Nor is it something that could have been achieved before - the technology

needed to run the LES will only become available in the coming decade, he adds.

Human behaviour

For example, while the LES will need to be able to assimilate vast oceans of

data it will simultaneously have to understand what that data means.

That becomes possible as so-called semantic web technologies mature, says Dr

Helbing.

Today, a database chock-full of air pollution data would look much the same to

a computer as a database of global banking transactions - essentially just a

lot of numbers.

But semantic web technology will encode a description of data alongside the

data itself, enabling computers to understand the data in context.

What's more, our approach to aggregating data stresses the need to strip out

any of that information that relates directly to an individual, says Dr

Helbing.

Crowd wearing face masks The Living Earth Simulator aims to predict how

diseases spread

That will enable the LES to incorporate vast amounts of data relating to human

activity, without compromising people's privacy, he argues.

Once an approach to carrying out large-scale social and economic data is agreed

upon, it will be necessary to build supercomputer centres needed to crunch that

data and produce the simulation of the Earth, says Dr Helbing.
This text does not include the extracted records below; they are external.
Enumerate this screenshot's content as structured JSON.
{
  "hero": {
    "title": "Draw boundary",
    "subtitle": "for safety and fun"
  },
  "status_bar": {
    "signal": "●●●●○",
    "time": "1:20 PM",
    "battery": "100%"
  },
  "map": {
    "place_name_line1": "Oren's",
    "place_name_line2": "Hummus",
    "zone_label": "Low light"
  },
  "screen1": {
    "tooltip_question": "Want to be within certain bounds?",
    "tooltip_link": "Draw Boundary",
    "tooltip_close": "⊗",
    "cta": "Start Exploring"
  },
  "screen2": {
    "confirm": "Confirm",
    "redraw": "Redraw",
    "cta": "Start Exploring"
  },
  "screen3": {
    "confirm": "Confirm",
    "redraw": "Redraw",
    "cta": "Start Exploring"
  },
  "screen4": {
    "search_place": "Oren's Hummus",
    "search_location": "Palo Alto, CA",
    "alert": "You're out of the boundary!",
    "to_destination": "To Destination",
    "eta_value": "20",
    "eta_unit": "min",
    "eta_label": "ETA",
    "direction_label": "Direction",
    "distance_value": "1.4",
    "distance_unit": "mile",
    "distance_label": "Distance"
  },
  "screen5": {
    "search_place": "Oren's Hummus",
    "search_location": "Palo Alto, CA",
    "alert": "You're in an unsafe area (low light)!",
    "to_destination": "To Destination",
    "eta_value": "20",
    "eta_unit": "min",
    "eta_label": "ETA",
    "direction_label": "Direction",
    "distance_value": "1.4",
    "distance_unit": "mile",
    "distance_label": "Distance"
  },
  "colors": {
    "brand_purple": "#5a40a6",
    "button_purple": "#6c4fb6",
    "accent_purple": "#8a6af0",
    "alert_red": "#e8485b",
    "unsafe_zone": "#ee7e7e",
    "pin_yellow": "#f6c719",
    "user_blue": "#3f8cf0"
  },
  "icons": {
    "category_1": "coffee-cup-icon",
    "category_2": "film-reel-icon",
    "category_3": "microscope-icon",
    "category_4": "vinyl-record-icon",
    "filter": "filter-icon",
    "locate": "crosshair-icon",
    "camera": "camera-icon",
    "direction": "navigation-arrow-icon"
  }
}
Generating the computational power to deal with the amount of data needed to

populate the LES represents a significant challenge, but it's far from being a

showstopper.

If you look at the data-processing capacity of Google, it's clear that the LES

won't be held back by processing capacity, says Pete Warden, founder of the

OpenHeatMap project and a specialist on data analysis.

While Google is somewhat secretive about the amount of data it can process, in

May 2010 it was believed to use in the region of 39,000 servers to process an

exabyte of data per month - that's enough data to fill 2 billion CDs every

month.

Reality mining

If you accept that only a fraction of the "several hundred exabytes of data

being produced worldwide every year would be useful for a world simulation,

the bottleneck won't be the processing capacity," says Mr Warden.

"Getting access to the data will be much more of a challenge, as will figuring

out something useful to do with it," he adds.

Simply having lots of data isn't enough to build a credible simulation of the

planet, argues Warden. "Economics and sociology have consistently failed to

produce theories with strong predictive powers over the last century, despite

lots of data gathering. I'm sceptical that larger data sets will mark a big

change," he says.

"It's not that we don't know enough about a lot of the problems the world

faces, from climate change to extreme poverty, it's that we don't take any

action on the information we do have," he argues.

Regardless of the challenges the project faces, the greater danger is not

attempting to use the computer tools we have now - and will have in future - to

improve our understanding of global socio-economic trends, says Dr Helbing.

"Over the past years, it has for example become obvious that we need better

indicators than the gross national product to judge societal development and

well-being," he argues.

At it's heart, the LES is about working towards better methods to measure the

state of society, he says, which would account for health, education and

environmental issues. "And last but not least, happiness."